Zhong Yunlong, born in 1964, is 14th generation Wudang Sanfeng Sect. He came to Wudang when he was 19 years old and exchanged Gong Fu arts with other sects on behalf of Wudang. Zhong returned to the Purple Cloud Temple, the base of Wudang, five years later to deal with challengers from other places.
The last person who challenged him was an Italian fighter some 23 years ago. Claiming to be the founder of martial arts in Europe, he was thrown to the ground and slightly injured. Measures were later put in place to prevent future injuries. Without an actual combat atmosphere, however, fighters cannot learn from each other, and Wudang gradually became a form of exercise for self-entertainment.
According to Zhong, Wudang used to have 11 branches, but now only has six. “The most important reason for their disappearance is the strict rules of inheritance. There used to be more than 400 sects in Taoism Gong Fu, but most of them were lost over time.”
Wudang swordsmanship exists only in legends because today’s swords are made of iron and are wobbly, so they are only suitable for performances or collection. He has collected various swords, all of which are unsatisfactory, except one: a rusty sword made in the 1980s has companied Zhong till now.
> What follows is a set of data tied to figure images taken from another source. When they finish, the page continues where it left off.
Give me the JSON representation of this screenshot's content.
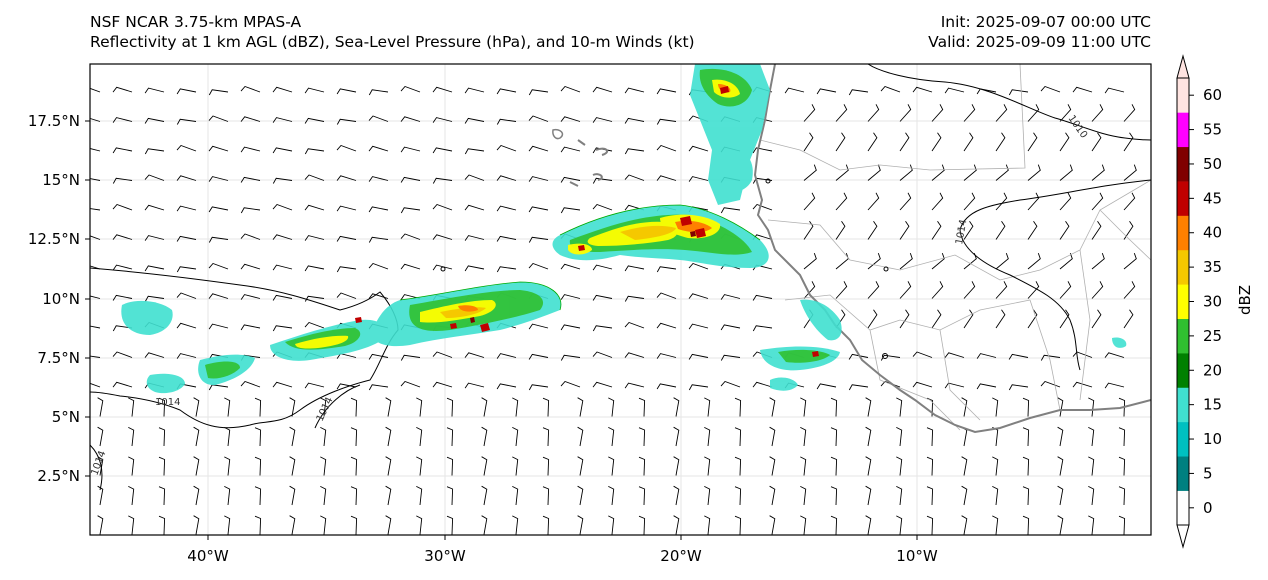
{
  "header": {
    "model": "NSF NCAR 3.75-km MPAS-A",
    "product": "Reflectivity at 1 km AGL (dBZ), Sea-Level Pressure (hPa), and 10-m Winds (kt)",
    "init": "Init: 2025-09-07 00:00 UTC",
    "valid": "Valid: 2025-09-09 11:00 UTC"
  },
  "map": {
    "lat_labels": [
      "17.5°N",
      "15°N",
      "12.5°N",
      "10°N",
      "7.5°N",
      "5°N",
      "2.5°N"
    ],
    "lon_labels": [
      "40°W",
      "30°W",
      "20°W",
      "10°W"
    ],
    "isobar_labels": [
      "1014",
      "1014",
      "1014",
      "1014",
      "1010"
    ]
  },
  "colorbar": {
    "label": "dBZ",
    "ticks": [
      "0",
      "5",
      "10",
      "15",
      "20",
      "25",
      "30",
      "35",
      "40",
      "45",
      "50",
      "55",
      "60"
    ],
    "colors": [
      "#ffffff",
      "#008080",
      "#00c0c0",
      "#40e0d0",
      "#008000",
      "#30c030",
      "#ffff00",
      "#f5c800",
      "#ff8000",
      "#c00000",
      "#800000",
      "#ff00ff",
      "#ffe4e1"
    ]
  }
}
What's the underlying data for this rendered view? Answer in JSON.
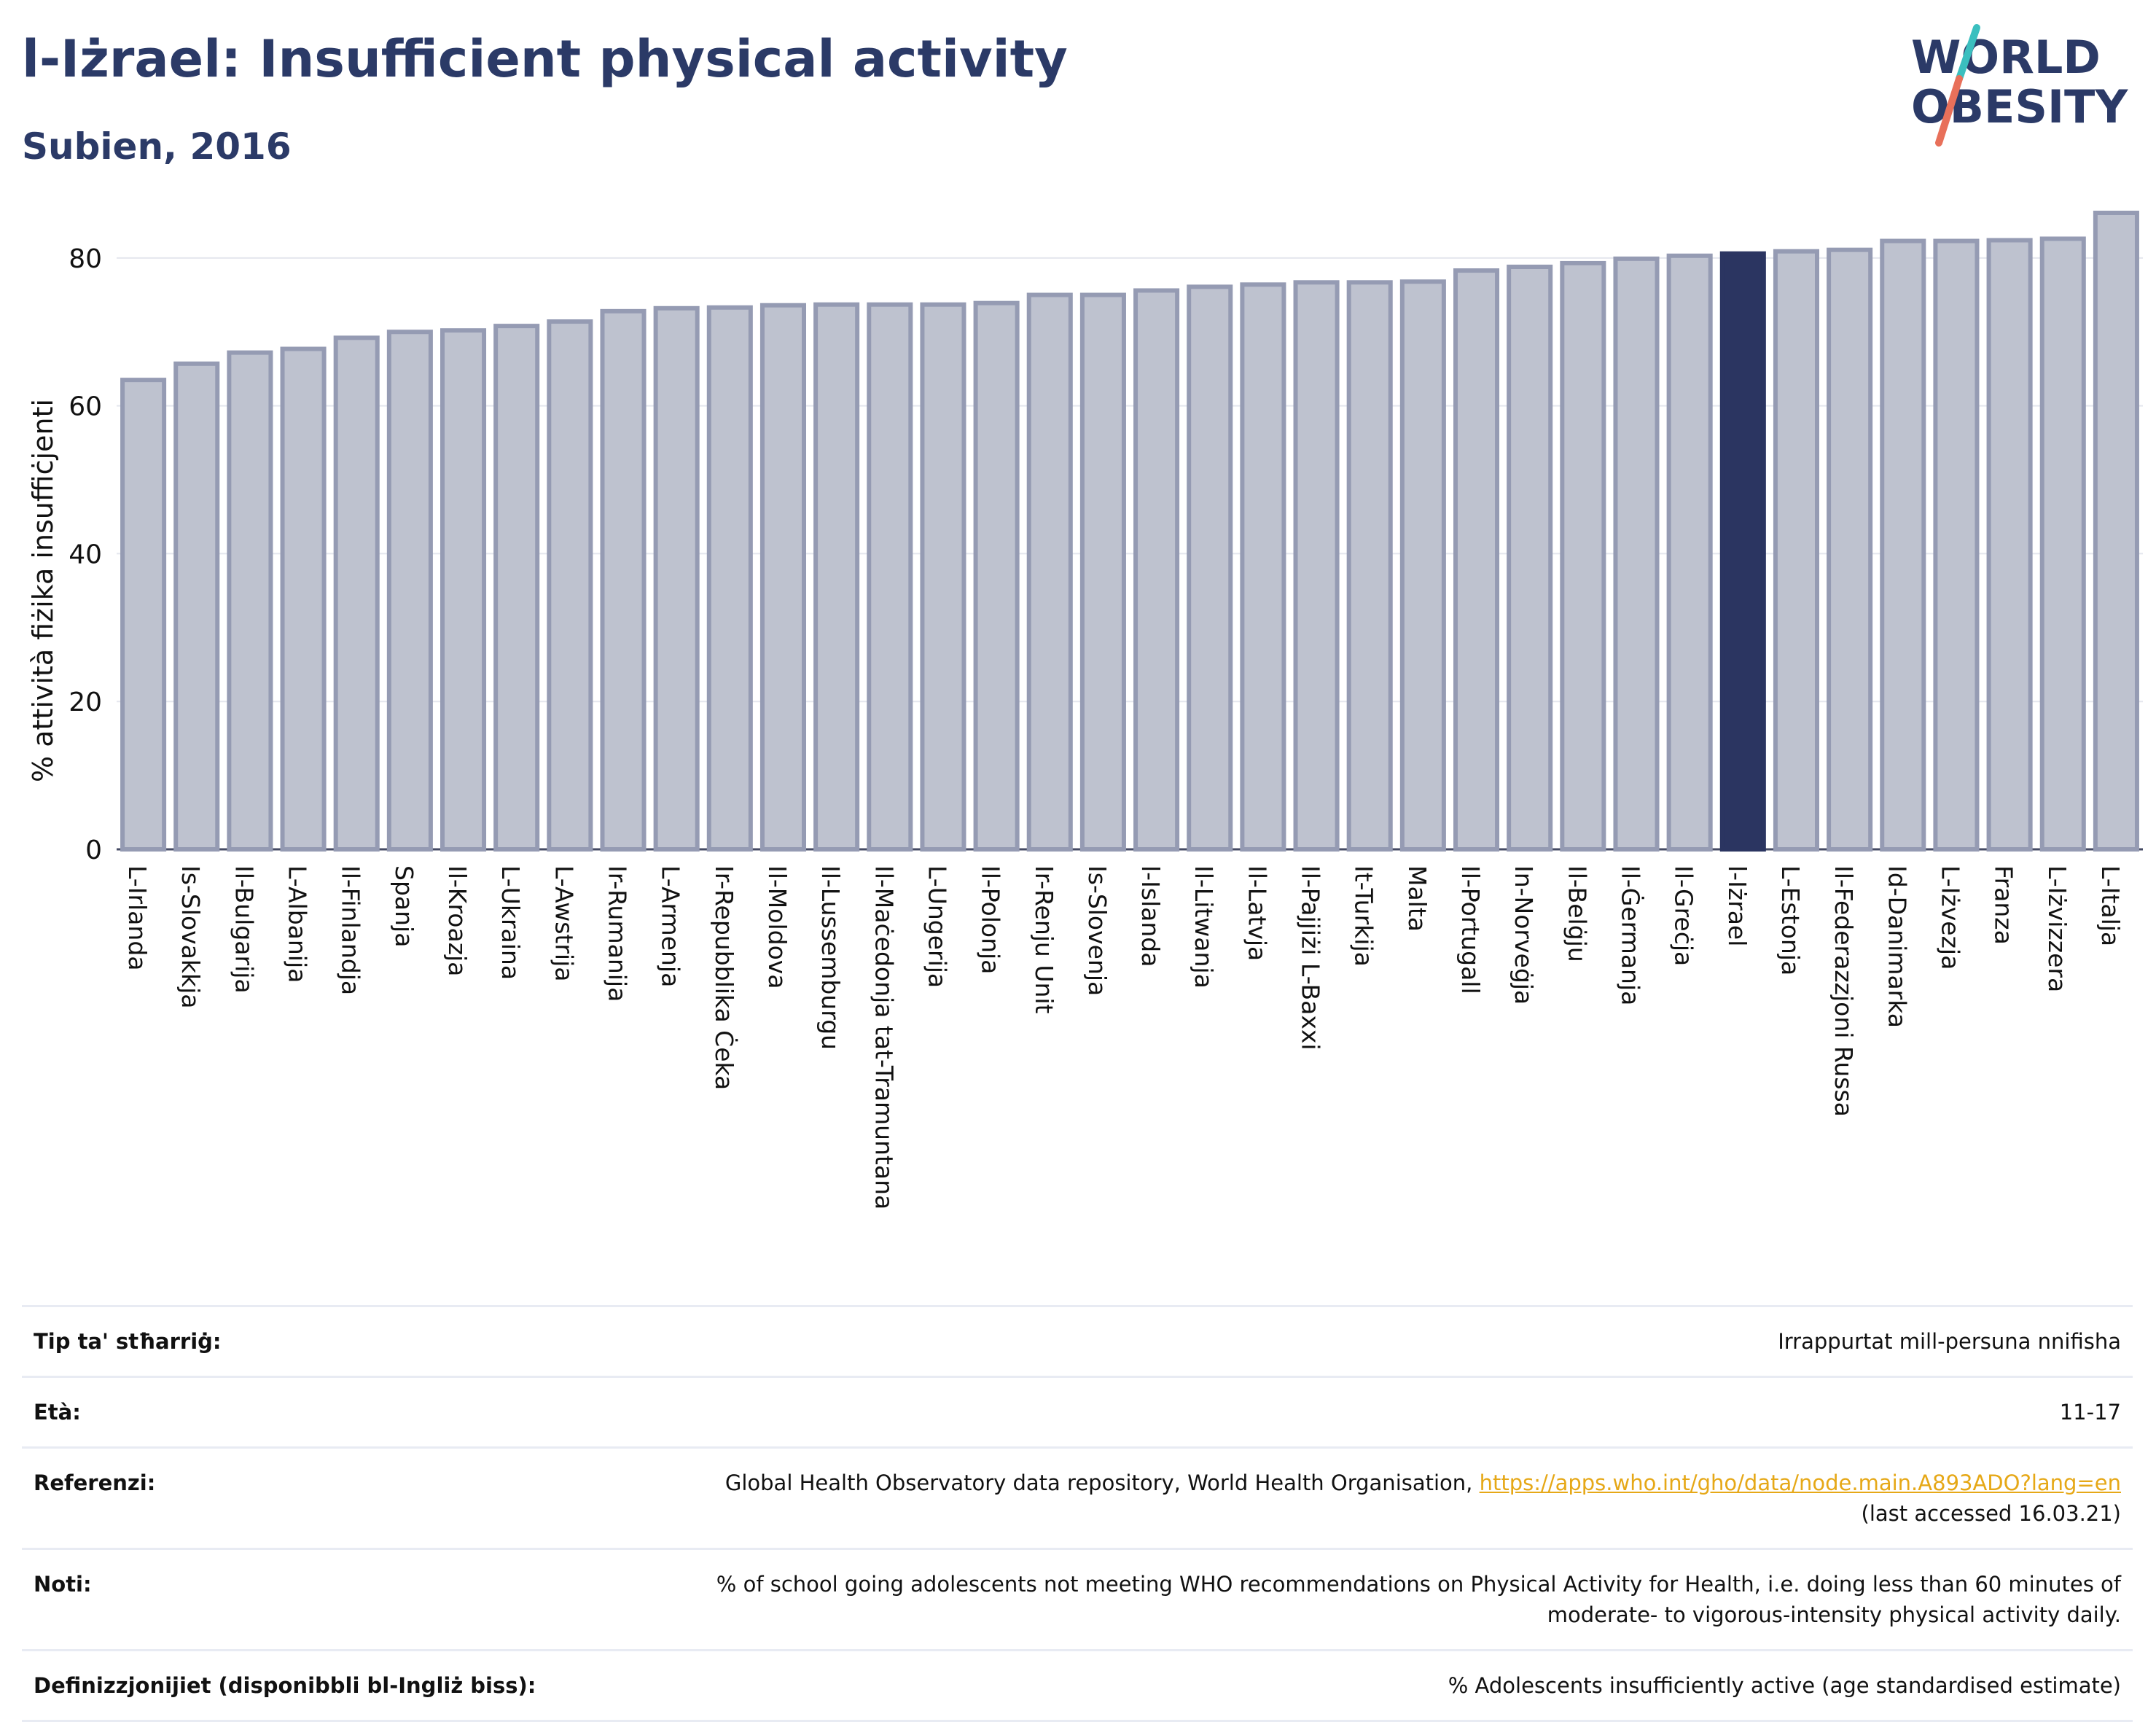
{
  "header": {
    "title": "l-Iżrael: Insufficient physical activity",
    "subtitle": "Subien, 2016"
  },
  "logo": {
    "line1": "WORLD",
    "line2": "OBESITY",
    "text_color": "#2b3a67",
    "slash_top_color": "#3bbfbf",
    "slash_bottom_color": "#e8705a"
  },
  "chart_data": {
    "type": "bar",
    "title": "l-Iżrael: Insufficient physical activity",
    "subtitle": "Subien, 2016",
    "xlabel": "",
    "ylabel": "% attività fiżika insuffiċjenti",
    "ylim": [
      0,
      86
    ],
    "yticks": [
      0,
      20,
      40,
      60,
      80
    ],
    "grid": true,
    "legend": "none",
    "highlight_category": "l-Iżrael",
    "colors": {
      "bar": "#bec2cf",
      "bar_border": "#959bb3",
      "highlight": "#2b3561"
    },
    "categories": [
      "L-Irlanda",
      "Is-Slovakkja",
      "Il-Bulgarija",
      "L-Albanija",
      "Il-Finlandja",
      "Spanja",
      "Il-Kroazja",
      "L-Ukraina",
      "L-Awstrija",
      "Ir-Rumanija",
      "L-Armenja",
      "Ir-Repubblika Ċeka",
      "Il-Moldova",
      "Il-Lussemburgu",
      "Il-Maċedonja tat-Tramuntana",
      "L-Ungerija",
      "Il-Polonja",
      "Ir-Renju Unit",
      "Is-Slovenja",
      "l-Islanda",
      "Il-Litwanja",
      "Il-Latvja",
      "Il-Pajjiżi L-Baxxi",
      "It-Turkija",
      "Malta",
      "Il-Portugall",
      "In-Norveġja",
      "Il-Belġju",
      "Il-Ġermanja",
      "Il-Greċja",
      "l-Iżrael",
      "L-Estonja",
      "Il-Federazzjoni Russa",
      "Id-Danimarka",
      "L-Iżvezja",
      "Franza",
      "L-Iżvizzera",
      "L-Italja"
    ],
    "values": [
      63.5,
      65.7,
      67.2,
      67.7,
      69.2,
      70.0,
      70.2,
      70.8,
      71.4,
      72.8,
      73.2,
      73.3,
      73.6,
      73.7,
      73.7,
      73.7,
      73.9,
      75.0,
      75.0,
      75.6,
      76.1,
      76.4,
      76.7,
      76.7,
      76.8,
      78.3,
      78.8,
      79.3,
      79.9,
      80.3,
      80.6,
      80.9,
      81.1,
      82.3,
      82.3,
      82.4,
      82.6,
      86.1
    ]
  },
  "info": {
    "rows": [
      {
        "key": "Tip ta' stħarriġ:",
        "value": "Irrappurtat mill-persuna nnifisha"
      },
      {
        "key": "Età:",
        "value": "11-17"
      },
      {
        "key": "Referenzi:",
        "value_pre": "Global Health Observatory data repository, World Health Organisation, ",
        "link": "https://apps.who.int/gho/data/node.main.A893ADO?lang=en",
        "value_post": "(last accessed 16.03.21)"
      },
      {
        "key": "Noti:",
        "value": "% of school going adolescents not meeting WHO recommendations on Physical Activity for Health, i.e. doing less than 60 minutes of moderate- to vigorous-intensity physical activity daily."
      },
      {
        "key": "Definizzjonijiet (disponibbli bl-Ingliż biss):",
        "value": "% Adolescents insufficiently active (age standardised estimate)"
      }
    ]
  }
}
“It’s performance rather than community,” Zhong said, describing the present environment of Gong Fu. Before, several years of training was required before one could even start learning Wudang Gong Fu. Nowadays, most people are just interested in superficial moves.
According to rumor, Zhong’s master gave him a sword book before he died. Zhong said the rumor is false. “There’s no such sword book. We were taught the arts orally.”
Wudang and Shaolin are the best-known forms of Chinese Gong Fu. Wudang is famous for swordsmanship while Shaolin style is superior in boxing. Wudang’s swordsmanship is famous in China. It combines both hard and soft moves that change according to the reactions of the challengers.
Nowadays, Taoists in Wudang pay more attention to tourism than Gong Fu. Data shows that Wudang received 7.6 million tourists in 2016, and made 4.3 billion RMB in 2016.
Zhong left the Purple Cloud Temple last year, despite his promise to his master that he would never leave the Wudang Mountain. He did not take his sword with him.